Faculty from economics and the Haas School of Business have been working hand in hand with technologists at the very forefront of the theory of mechanism design to offer new services that will benefit the public at large, not just a select few.
In another example, in the Health@Home initiative, industrial engineers and bioengineers are partnering with campus colleagues from economics, business, public health and policy to build a sustainable model of healthcare infrastructure. The goal is to reduce hospital visits with new tools for monitoring, screening and care to be used at home (or work, or school), but to do so without jeopardizing the sensitive personal data collected and stored in this system.
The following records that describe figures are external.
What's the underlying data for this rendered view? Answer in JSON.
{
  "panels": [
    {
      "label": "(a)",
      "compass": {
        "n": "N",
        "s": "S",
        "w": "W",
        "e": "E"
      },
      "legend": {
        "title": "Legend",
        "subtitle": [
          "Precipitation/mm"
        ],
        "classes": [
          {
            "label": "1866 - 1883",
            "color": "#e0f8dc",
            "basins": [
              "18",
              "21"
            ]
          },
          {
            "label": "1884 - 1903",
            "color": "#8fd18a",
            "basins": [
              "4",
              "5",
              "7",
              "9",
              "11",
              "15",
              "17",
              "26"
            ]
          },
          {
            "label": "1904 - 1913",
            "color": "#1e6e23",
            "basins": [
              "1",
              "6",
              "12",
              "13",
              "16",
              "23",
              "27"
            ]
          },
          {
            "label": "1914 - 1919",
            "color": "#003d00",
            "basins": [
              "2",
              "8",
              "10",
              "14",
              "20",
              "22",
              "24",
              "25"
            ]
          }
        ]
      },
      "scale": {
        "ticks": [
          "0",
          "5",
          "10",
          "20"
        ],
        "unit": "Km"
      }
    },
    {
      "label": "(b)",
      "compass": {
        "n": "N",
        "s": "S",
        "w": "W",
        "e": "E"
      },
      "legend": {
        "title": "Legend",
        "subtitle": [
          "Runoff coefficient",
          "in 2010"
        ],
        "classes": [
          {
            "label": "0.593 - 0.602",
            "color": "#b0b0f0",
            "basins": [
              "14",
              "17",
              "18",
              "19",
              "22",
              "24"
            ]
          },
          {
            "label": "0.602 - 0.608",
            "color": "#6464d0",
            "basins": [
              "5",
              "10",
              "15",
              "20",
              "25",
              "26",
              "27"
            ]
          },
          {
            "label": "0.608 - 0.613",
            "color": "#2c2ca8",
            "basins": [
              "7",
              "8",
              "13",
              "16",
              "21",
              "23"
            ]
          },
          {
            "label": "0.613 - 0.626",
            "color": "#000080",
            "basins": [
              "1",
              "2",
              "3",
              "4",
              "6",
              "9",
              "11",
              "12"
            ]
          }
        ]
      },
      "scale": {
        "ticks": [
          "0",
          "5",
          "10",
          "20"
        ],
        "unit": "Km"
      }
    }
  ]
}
We house one of the world’s most comprehensive research groups in AI and machine learning, and they are brought together in the Berkeley Artificial Intelligence Research Lab where researchers tackle issues of privacy, cybersecurity and resilience alongside the development of new deep learning algorithms that allow robots to master skills via trial and error.
Earlier this year, the National Science Foundation granted $10 million to Berkeley for the Real-Time Intelligent Secure Explainable Lab, or RISELab, to build AI decision systems to address the challenges inherent when artificial intelligence plays an increasingly central role in healthcare, transportation, business and other aspects of our lives.
The goal is to invent the future in a way that supports the healthy development of our societies and economies in an age of intelligent tools.
There is no doubt that new automation needs to work closely with humans, and it needs to have models of human cognition and decision-making built in and that work collaboratively. As Tomlin says, “Not only will we need to have robots working with humans, but we will also need to embed humans in the midst of automation with provably correct outcomes.”
“The real question is not whether this will transform our society and culture, but how it will do so,” adds Ken Goldberg, professor and chair of industrial engineering and operations research. “And what are the human consequences in these rapid changes?”
Those are the types of hard questions being addressed through an initiative led by Goldberg called the People and Robots Initiative at CITRIS, the Center for Information Technology Research in the Interest of Society, as well as a new interdisciplinary group, Work and Intelligent Tools and Systems, or WITS.
The goal of these groups is to invent the future in a way that supports the healthy development of our societies and economies in an age of intelligent tools. The organizers include researchers from engineering, data science, economics, sociology and political science.
The benefits of digital transformation are breathtaking: A 2015 McKinsey Global Institute report estimates that the value that industries and governments will create from IoT Digital Transformation will range from $3 trillion to $11 trillion per year in 2025.
Our challenge going forward is to meld these new technologies with economic, business, legal, behavioral and many other tools and advances to design a society we will be glad to live in, even in the face of dramatic changes in how we work and live. This indeed will be our mantra going forward in Inventing the Future.